Refreshing and encouraging news has come out of the 21st meeting of the Caricom Prime Ministerial Sub-Committee on Cricket held recently in Georgetown, Guyana.
“Together let us reimagine cricket as a driver of unity and prosperity, leveraging its storied legacy to engage youth and foster regional pride,” said T&T’s Prime Minister Dr Keith Rowley, chairman of the subcommittee meeting in Guyana.
Of interest is the recognition of cricket as one of the undying heritages of the people of the region and also “cricket as a multi-billion-dollar commercial enterprise, in which we are to be engaged if we are not yet already engaged,” observed Prime Minister Rowley.
There is no question about the engagement of the West Indies in this multi-billion-dollar industry at the Test level and in all other forms of the game. Moreover, throughout the almost 100 years of WI teams playing successfully at the highest levels of the game, it has been a participation in cricket’s emergence as an international game of great consequence, a sporting spectacle of discipline, and an expression of national talent and pride.
Unarguably, these are the major factors that have made the game the multi-billion-dollar success to which the T&T Prime Minister refers. It is the West Indian team, under the incisive and cultured leadership of Frank Worrell, which went to Australia in 1960 and, with the hosts, revived the game which had sunk into stasis.
So great was the impression made by Worrell and his men that 100,000 Australians lined the streets of Melbourne at the end of the series to say thank you and goodbye to Worrell, Sobers, Kanhai, Hall, Gibbs, Solomon and the rest of the team.
So too, the great WI team under Clive Lloyd was central to the modernisation of cricket driven by the Australian financial tycoon Kerry Packer. Lloyd and his West Indians completely transformed Test cricket with the mighty fast bowling team and assault-minded batsmen for 15 years.

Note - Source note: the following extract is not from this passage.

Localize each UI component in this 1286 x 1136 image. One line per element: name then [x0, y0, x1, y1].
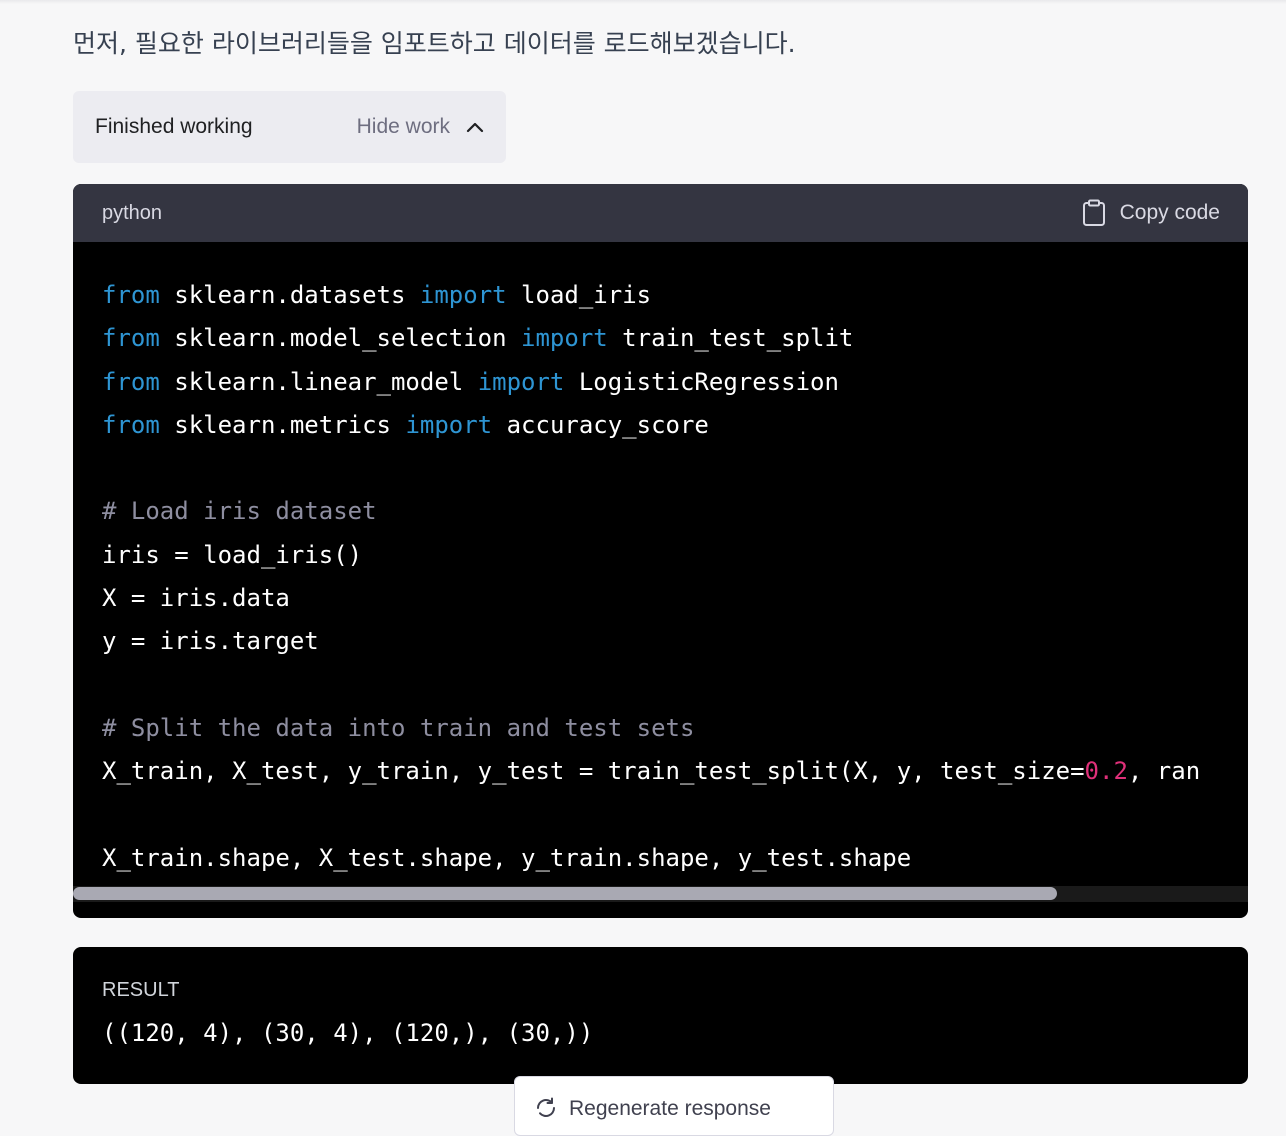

The combination also won the two first ODI World Cup tournaments, to be followed by Darren Sammy’s team, which won two T20 tournaments that set the stage for the emergence of the multi-billion-dollar enterprise referred to by PM Rowley.
It was that band of West Indian players, inclusive of Gayle, Bravo, Pollard, Russell, and Narine, who all but invented the modern T20 game, the engine room of the multi-billion-dollar franchise game of the present.
Forever it will live in the memory—the West Indian genius and daring displayed by Carlos Braithwaite when he sealed the T20 victory for the WI with the then improbable four sixes to demolish England and send the contest up to a new gladiatorial level.
What, therefore, has to now happen, under the leadership of PM Rowley and his colleagues, is to frontally, honestly, and without small-island political bias, timidity and deferral, find solutions to the problems that have, in the present, relegated the West Indies to a minor role in world cricket.
If Caricom has failed to bring about political and economic unity, the leaders cannot afford the same kind of non-achievement in cricket. Prime ministers, you must be conscious of the fact that four years from the present, we shall have to honour the memory and personages of George Challenor, George Headley, Learie Constantine, and others who made that first official trip to England and laid down the basis for all that has been thereafter achieved. We cannot fail these great West Indians.